As I got older, there was always a sense of “having the best” in me that often caused strife in my marriage and life in general. I could settle for less but only at a cost of (what I thought was) my happiness and with longing for better the rest of the time. I felt that I was biding my time until I was discovered or won the lottery I didn’t play.
Then one day in San Diego, I was sitting in traffic waiting for everyone to move so I could get to my exit. And I remember looking at the half mile of cars in front of me, all waiting to get somewhere. As I looked around, it hit me just how many people must live on earth. And how 99.99% of us all want to be special. To be known.
The likelihood of that happening is really, really small. I mean, really. And what was I thinking, someone was going to see me in my car and offer me an acting gig? That I was going to make two hundred thousand dollars a year on a high school education?
A small part of the unsatisfied me began to die that day.
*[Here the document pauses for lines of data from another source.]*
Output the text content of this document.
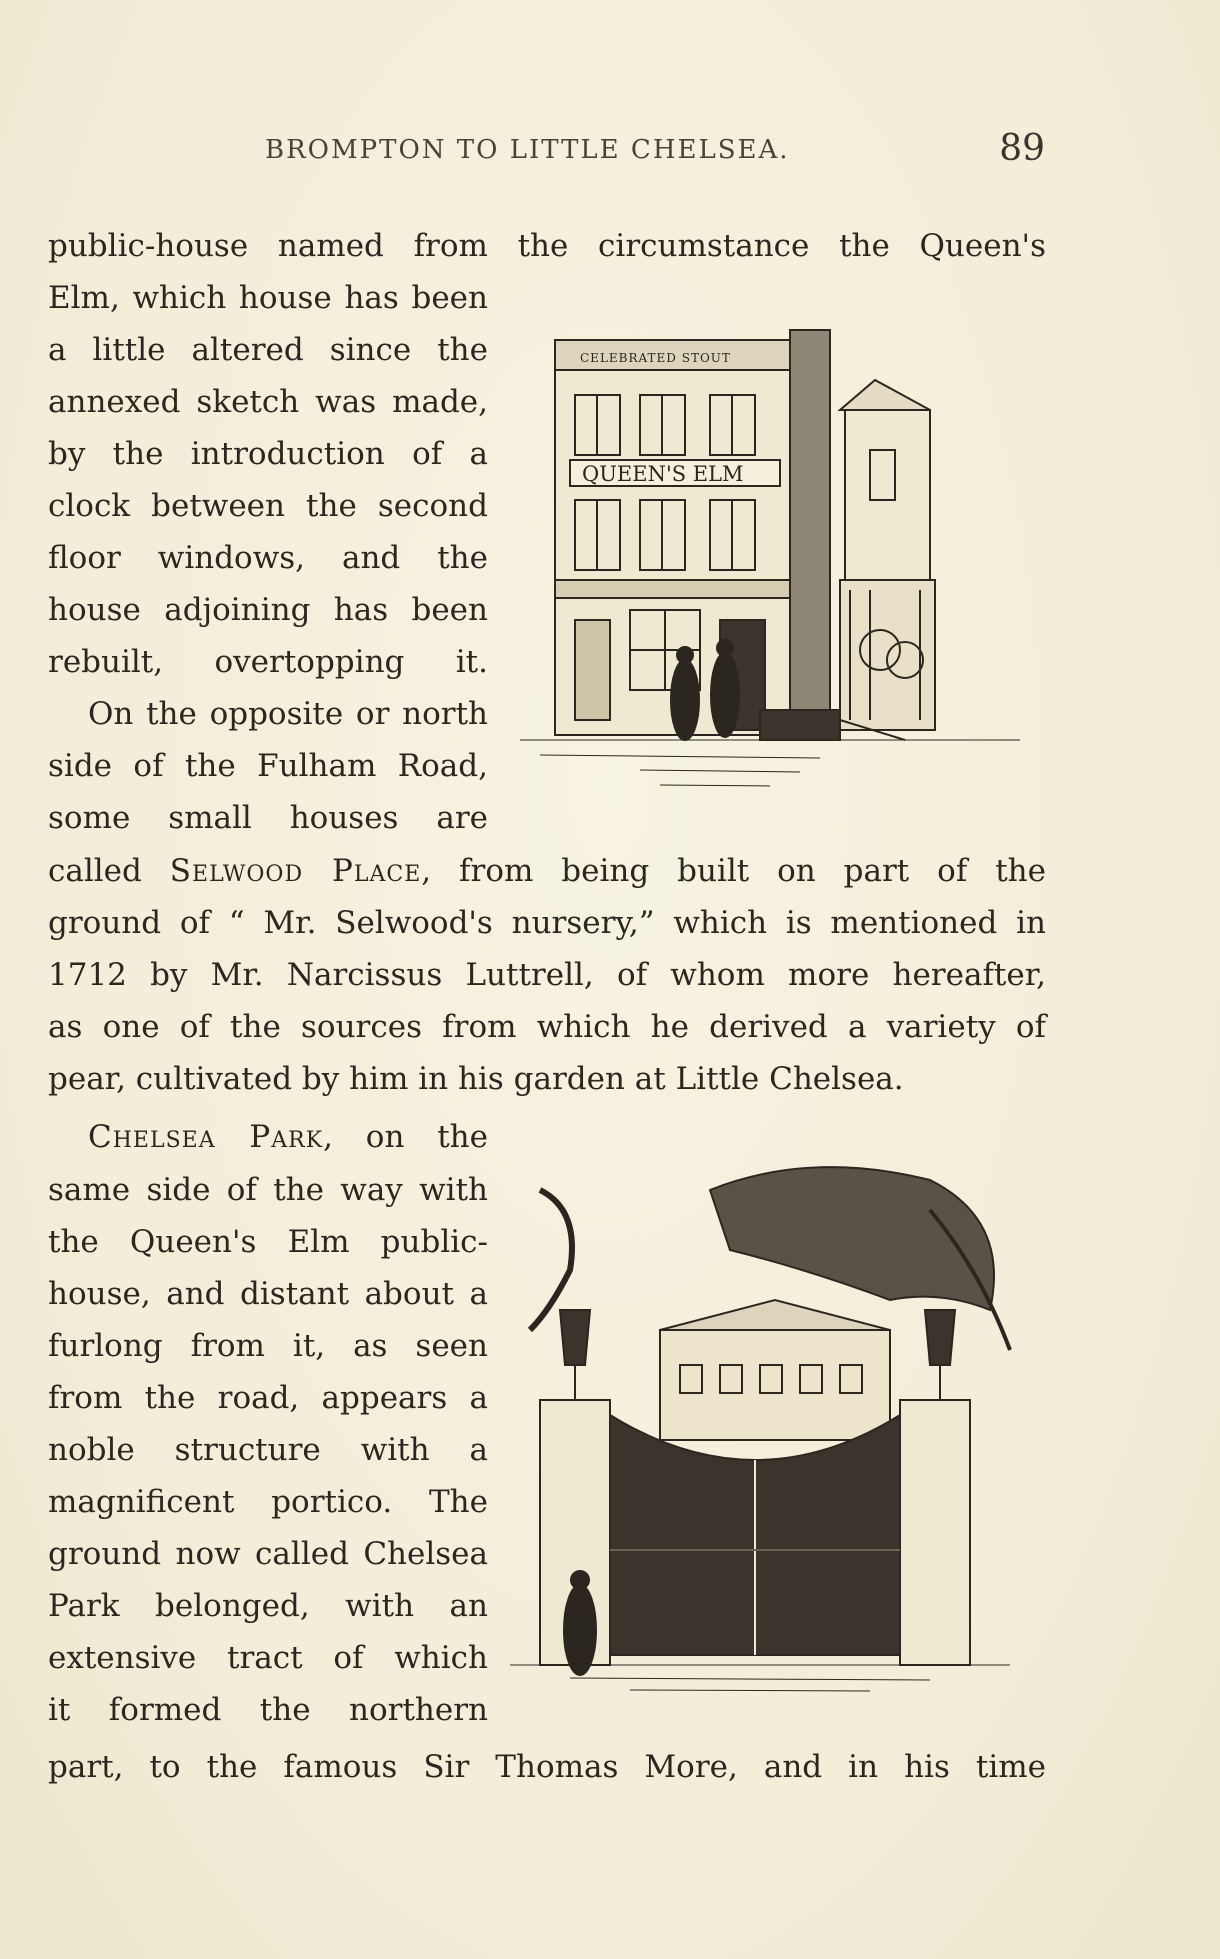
BROMPTON TO LITTLE CHELSEA.	89
public-house named from the circumstance the Queen's
Elm, which house has been
a little altered since the
annexed sketch was made,
by the introduction of a
clock between the second
floor windows, and the
house adjoining has been
rebuilt, overtopping it.
On the opposite or north
side of the Fulham Road,
some small houses are
called Selwood Place, from being built on part of the
ground of “ Mr. Selwood's nursery,” which is mentioned in
1712 by Mr. Narcissus Luttrell, of whom more hereafter,
as one of the sources from which he derived a variety of
pear, cultivated by him in his garden at Little Chelsea.
Chelsea Park, on the
same side of the way with
the Queen's Elm public-
house, and distant about a
furlong from it, as seen
from the road, appears a
noble structure with a
magnificent portico. The
ground now called Chelsea
Park belonged, with an
extensive tract of which
it formed the northern
part, to the famous Sir Thomas More, and in his time
CELEBRATED STOUT
QUEEN'S ELM
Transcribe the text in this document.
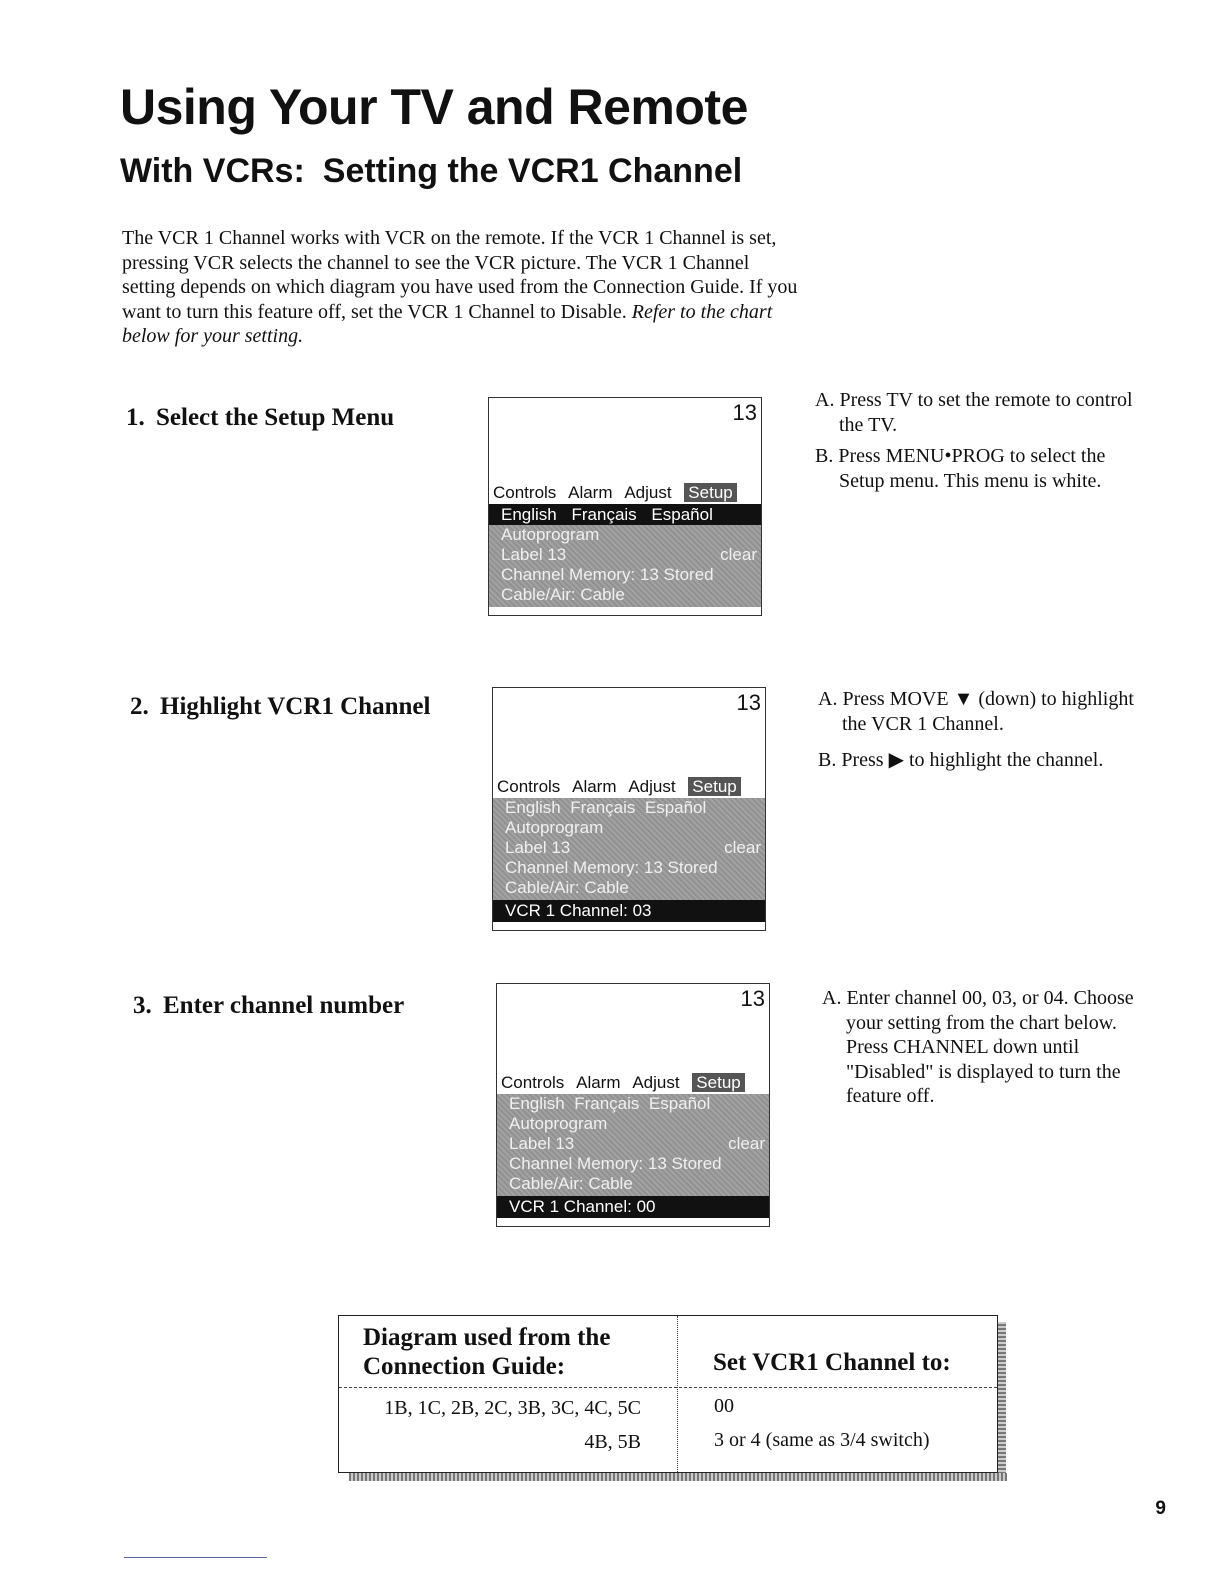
Using Your TV and Remote
With VCRs: Setting the VCR1 Channel
The VCR 1 Channel works with VCR on the remote. If the VCR 1 Channel is set, pressing VCR selects the channel to see the VCR picture. The VCR 1 Channel setting depends on which diagram you have used from the Connection Guide. If you want to turn this feature off, set the VCR 1 Channel to Disable. Refer to the chart below for your setting.
1. Select the Setup Menu	13
Controls Alarm Adjust Setup
English Français Español
Autoprogram
Label 13	clear
Channel Memory: 13 Stored
Cable/Air: Cable
A. Press TV to set the remote to control the TV.
B. Press MENU•PROG to select the Setup menu. This menu is white.
2. Highlight VCR1 Channel	13
Controls Alarm Adjust Setup
English Français Español
Autoprogram
Label 13	clear
Channel Memory: 13 Stored
Cable/Air: Cable
VCR 1 Channel: 03
A. Press MOVE ▼ (down) to highlight the VCR 1 Channel.
B. Press ▶ to highlight the channel.
3. Enter channel number	13
Controls Alarm Adjust Setup
English Français Español
Autoprogram
Label 13	clear
Channel Memory: 13 Stored
Cable/Air: Cable
VCR 1 Channel: 00
A. Enter channel 00, 03, or 04. Choose your setting from the chart below. Press CHANNEL down until "Disabled" is displayed to turn the feature off.
Diagram used from the Connection Guide:	Set VCR1 Channel to:
1B, 1C, 2B, 2C, 3B, 3C, 4C, 5C	00
4B, 5B	3 or 4 (same as 3/4 switch)
9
Little by little, although it still would flame up in jealousy and desire when I’d see a bigger home, a nicer car, a better job.
Moving from our home (that we almost lost) to an apartment, having to downsize all our stuff, then leaving Sam because of his drinking gave me a huge change in my perspective on what mattered.
As did moving here. To El Paso. And staying in a crappy hotel with limited access to anything, in a town thats definition of “nice” is the Colorado definition of “run away.”
Today we looked at homes to rent. As we drove along, I felt the same, “Omg, I can’t live here. I can’t bring anyone to this place. What will people think?”
Then I heard Sam say, “I just want you to not have to work. To be able to stay home with Bella. So these homes aren’t huge or anything, but it’s safe and clean and military friendly.”
Once again, perspective took hold. I had a choice. I could be a spoiled brat and insist we live way over our means so I could show off and feel great about our house, then fight about how tight money would be and go back into debt while I went back to work.
Or I could accept what we can afford as a military family, as a SAHM, and still get to be what I love – a housewife in a little neighborhood with other families just like us.
I’m choosing acceptance. I’m choosing to let go of my pride and need to impress (and who I might ask? My family and true friends won’t care if I live in a mansion) and accepting what I am given here. It’s not easy. It might not always shine through in my posts. I may still bitch and moan about how hot it is (107 today) or how I wish there was fun stuff to do. But I’m trying. And I’m allowed to say those things – just because we signed up for this doesn’t meant we don’t get to whine sometimes.
I have a choice. And I’m choosing to let the idealistic American dream of a big home in a perfect neighborhood go so we can be debt free, live in our means, and raise Bella at home. Those are the important things to me, it’s what truly makes me happy. I can live anywhere because it’s the life inside the house that makes it a home.